Ce qui va faire de cette affaire une affaire internationale suivie par les journaux du monde entier, c’est en septembre 2024 à l’ouverture du procès le désir de la victime de témoigner à visage découvert et son refus du huis clos demandé (pour la protéger) par l’avocat général. Mais l’aurait-elle fait si elle n’avait pas vécu le soutien d’autant d’internautes ? Certains n’ont pas hésité à se déplacer pour venir l’applaudir sur place.
“On va parler de scènes de sexe plutôt que de viols.” Cette phrase, prononcée par le président de la cour criminelle du Vaucluse, lors du deuxième jour du procès, respecte un principe fondamental en matière pénale : la présomption d’innocence. Mais, en salle d’audience comme sur les réseaux sociaux, la bronca a été immédiate. Sur le réseau social X, des internautes s’indignent : “Ça suffit de dire sexe, ce n’est pas du sexe”. L’incompréhension est totale : comment peut-on qualifier de “scènes de sexe” ces séquences, retrouvées dans l’ordinateur du principal accusé, sans volonté d’humilier la plaignante en la présentant comme une menteuse, une exhibitionniste ?
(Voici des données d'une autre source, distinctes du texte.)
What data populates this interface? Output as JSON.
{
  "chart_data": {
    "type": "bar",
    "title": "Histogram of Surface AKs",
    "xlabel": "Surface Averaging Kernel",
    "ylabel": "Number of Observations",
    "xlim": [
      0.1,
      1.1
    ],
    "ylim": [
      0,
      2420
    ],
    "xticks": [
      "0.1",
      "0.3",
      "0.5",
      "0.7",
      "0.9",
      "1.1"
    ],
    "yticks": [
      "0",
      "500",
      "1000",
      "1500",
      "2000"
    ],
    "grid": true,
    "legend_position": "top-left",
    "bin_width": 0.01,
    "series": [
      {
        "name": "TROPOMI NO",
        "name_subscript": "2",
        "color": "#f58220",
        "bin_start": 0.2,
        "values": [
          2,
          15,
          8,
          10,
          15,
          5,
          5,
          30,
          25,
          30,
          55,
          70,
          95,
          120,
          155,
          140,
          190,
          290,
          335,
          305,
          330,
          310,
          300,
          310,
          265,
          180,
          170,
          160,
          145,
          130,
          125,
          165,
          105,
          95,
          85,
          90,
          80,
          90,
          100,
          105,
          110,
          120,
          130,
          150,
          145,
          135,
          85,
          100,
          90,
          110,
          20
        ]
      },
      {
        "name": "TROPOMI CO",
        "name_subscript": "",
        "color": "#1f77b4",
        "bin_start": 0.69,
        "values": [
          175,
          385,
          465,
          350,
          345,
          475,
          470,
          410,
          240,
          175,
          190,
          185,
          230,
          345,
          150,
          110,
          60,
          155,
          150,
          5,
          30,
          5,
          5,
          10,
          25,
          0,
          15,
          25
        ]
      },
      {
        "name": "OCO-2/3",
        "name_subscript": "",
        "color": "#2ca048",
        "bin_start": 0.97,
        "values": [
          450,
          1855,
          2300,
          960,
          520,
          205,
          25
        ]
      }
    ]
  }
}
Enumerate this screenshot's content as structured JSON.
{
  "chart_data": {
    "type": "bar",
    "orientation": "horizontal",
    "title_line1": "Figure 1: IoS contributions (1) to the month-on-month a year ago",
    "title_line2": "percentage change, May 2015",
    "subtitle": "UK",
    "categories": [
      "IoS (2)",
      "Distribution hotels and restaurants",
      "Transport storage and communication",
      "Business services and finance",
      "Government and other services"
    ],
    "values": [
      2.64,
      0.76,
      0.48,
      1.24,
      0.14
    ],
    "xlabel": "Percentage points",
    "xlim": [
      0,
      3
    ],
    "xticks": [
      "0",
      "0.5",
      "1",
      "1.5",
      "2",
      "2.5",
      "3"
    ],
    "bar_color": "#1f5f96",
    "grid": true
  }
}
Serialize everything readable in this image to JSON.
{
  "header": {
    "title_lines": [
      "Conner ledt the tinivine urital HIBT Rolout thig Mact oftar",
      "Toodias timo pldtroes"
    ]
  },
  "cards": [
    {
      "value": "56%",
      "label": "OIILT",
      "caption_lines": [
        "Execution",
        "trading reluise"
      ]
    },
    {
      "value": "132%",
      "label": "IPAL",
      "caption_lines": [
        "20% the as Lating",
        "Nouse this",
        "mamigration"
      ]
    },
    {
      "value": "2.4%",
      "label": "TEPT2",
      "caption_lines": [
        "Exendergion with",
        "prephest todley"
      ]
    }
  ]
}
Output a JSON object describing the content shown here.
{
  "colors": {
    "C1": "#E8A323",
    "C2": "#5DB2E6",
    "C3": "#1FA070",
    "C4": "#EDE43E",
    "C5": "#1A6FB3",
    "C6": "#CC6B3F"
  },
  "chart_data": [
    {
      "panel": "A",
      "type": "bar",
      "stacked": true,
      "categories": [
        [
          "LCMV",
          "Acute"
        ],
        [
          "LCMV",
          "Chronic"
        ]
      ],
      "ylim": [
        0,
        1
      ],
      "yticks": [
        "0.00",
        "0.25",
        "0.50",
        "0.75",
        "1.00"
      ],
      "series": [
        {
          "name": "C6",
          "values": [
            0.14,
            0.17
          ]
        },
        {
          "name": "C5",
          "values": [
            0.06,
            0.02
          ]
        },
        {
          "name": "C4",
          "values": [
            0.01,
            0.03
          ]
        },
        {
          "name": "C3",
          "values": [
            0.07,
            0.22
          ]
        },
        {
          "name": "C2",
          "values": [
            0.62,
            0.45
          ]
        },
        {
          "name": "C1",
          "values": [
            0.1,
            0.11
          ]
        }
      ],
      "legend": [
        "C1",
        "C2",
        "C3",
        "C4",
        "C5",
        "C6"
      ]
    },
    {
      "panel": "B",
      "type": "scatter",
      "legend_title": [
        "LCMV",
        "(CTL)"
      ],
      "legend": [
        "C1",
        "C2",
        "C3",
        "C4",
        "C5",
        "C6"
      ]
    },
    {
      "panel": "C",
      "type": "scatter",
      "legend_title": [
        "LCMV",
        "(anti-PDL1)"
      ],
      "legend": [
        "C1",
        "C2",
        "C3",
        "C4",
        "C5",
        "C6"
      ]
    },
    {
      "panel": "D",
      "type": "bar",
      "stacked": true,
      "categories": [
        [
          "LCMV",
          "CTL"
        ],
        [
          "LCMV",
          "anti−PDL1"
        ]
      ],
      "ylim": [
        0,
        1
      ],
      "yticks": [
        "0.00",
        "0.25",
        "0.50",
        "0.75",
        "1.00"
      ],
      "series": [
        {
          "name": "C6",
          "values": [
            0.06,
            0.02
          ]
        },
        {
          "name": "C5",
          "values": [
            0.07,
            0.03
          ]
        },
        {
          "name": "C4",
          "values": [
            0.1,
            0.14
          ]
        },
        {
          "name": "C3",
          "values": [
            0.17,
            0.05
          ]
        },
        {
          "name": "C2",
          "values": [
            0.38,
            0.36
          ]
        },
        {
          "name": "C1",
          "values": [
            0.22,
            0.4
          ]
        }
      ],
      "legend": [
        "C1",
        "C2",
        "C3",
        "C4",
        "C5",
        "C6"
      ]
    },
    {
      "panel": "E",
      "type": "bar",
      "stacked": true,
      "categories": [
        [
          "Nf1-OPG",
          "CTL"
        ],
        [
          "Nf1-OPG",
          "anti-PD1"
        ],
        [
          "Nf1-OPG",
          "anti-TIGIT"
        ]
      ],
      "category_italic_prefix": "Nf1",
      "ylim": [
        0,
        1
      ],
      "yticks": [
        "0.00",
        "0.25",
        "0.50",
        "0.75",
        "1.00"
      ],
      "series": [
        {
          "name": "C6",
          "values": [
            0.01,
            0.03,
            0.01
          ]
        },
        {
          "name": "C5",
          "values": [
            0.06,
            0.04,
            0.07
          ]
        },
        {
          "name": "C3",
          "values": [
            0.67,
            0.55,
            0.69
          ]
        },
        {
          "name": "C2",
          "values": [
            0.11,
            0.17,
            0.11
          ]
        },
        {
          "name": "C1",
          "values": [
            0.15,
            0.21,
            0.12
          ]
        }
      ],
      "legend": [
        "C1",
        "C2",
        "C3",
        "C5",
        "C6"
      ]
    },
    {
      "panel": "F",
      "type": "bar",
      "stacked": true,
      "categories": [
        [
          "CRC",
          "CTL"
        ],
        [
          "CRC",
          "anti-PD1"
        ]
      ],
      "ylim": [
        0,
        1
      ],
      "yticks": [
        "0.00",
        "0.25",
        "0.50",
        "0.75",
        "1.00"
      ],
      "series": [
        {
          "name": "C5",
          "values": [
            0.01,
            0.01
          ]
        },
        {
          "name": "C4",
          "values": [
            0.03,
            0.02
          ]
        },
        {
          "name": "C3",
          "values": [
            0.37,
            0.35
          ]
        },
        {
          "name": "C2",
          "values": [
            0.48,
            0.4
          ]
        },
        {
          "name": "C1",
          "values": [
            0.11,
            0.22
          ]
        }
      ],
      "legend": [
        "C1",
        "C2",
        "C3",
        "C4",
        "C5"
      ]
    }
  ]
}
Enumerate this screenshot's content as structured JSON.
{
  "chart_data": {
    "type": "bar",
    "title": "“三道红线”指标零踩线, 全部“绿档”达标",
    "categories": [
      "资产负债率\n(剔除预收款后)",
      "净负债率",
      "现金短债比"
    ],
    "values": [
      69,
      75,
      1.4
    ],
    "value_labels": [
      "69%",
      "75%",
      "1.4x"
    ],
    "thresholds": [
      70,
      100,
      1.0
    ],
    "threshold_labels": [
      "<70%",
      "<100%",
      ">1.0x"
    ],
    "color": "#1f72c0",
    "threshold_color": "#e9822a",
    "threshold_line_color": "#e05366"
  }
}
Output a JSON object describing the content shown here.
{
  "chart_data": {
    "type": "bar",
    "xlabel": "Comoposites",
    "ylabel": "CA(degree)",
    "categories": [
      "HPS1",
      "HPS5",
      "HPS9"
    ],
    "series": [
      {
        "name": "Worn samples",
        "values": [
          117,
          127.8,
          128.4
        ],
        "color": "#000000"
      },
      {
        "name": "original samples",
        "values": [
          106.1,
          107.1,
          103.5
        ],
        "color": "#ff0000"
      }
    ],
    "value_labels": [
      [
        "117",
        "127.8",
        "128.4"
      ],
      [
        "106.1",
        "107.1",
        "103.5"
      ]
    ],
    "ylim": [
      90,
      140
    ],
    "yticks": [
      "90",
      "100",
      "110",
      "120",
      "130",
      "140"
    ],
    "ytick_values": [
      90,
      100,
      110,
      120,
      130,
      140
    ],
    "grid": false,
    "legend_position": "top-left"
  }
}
« Monsieur le Président, la justice qui doit passer au 21e siècle ne doit pas s’abreuver des réclamations et demandes des réseaux sociaux, ceux qui cherchent vengeance et non plus justice. » A défaut de huis clos intégral, les avocats des accusés le demandent pour les photos et vidéos de viol que l’avocat général souhaite visionner systématiquement. Le Président tranche (décision qu’il précise n’être pas celle de la Cour mais qui résulte de son pouvoir propre de président) : pas de diffusion systématique et, en cas de diffusion, huis clos. Décision saluée par les avocats de la défense, mais les avocats de la partie civile ont regretté cette décision, « j’ai l’impression que plutôt que de faire bouger les lignes, nous repartons 50 ans en arrière. » « Pour que cette société change, il faut qu’on ait le courage de se confronter à ce qui est véritablement le viol, dans un dossier où il est exceptionnel d’avoir justement la représentation précise et réelle de ce qu’est un viol, et pas simplement une description sur un procès verbal ».
Sur les réseaux sociaux, quasiment tous les internautes mettent en cause les avocats des violeurs et la déontologie de la justice française. Ils saluent la décision de la Cour de cassation qui a (enfin) statué qu’une femme qui dort n’est pas consentante.
Et si c’était la même chose sur d’autres sujets ? Si nous nous intéressions davantage à ce qui s’exprime sur les réseaux sociaux ? Si au lieu de vouloir créer (d’en haut) une démocratie participative dans des cadres bien bornés, les autorités politiques et administratives se préoccupaient de répondre aux réclamations et demandes des réseaux sociaux ? Pas seulement aux ragots, mensonges, infox qui circulent, mais aussi aux cris de rage, plaintes, satisfactions, suggestions, conseils des citoyens. Tout ce qui provient d’en bas.
Non, la base ne se plaint pas du manque de moyens de l’hôpital ou de l’école ou de la police ou de l’administration, elle se plaint de la lourdeur des formalités, de la tracasserie administrative, des humiliations subies, des réglementations impossibles à respecter.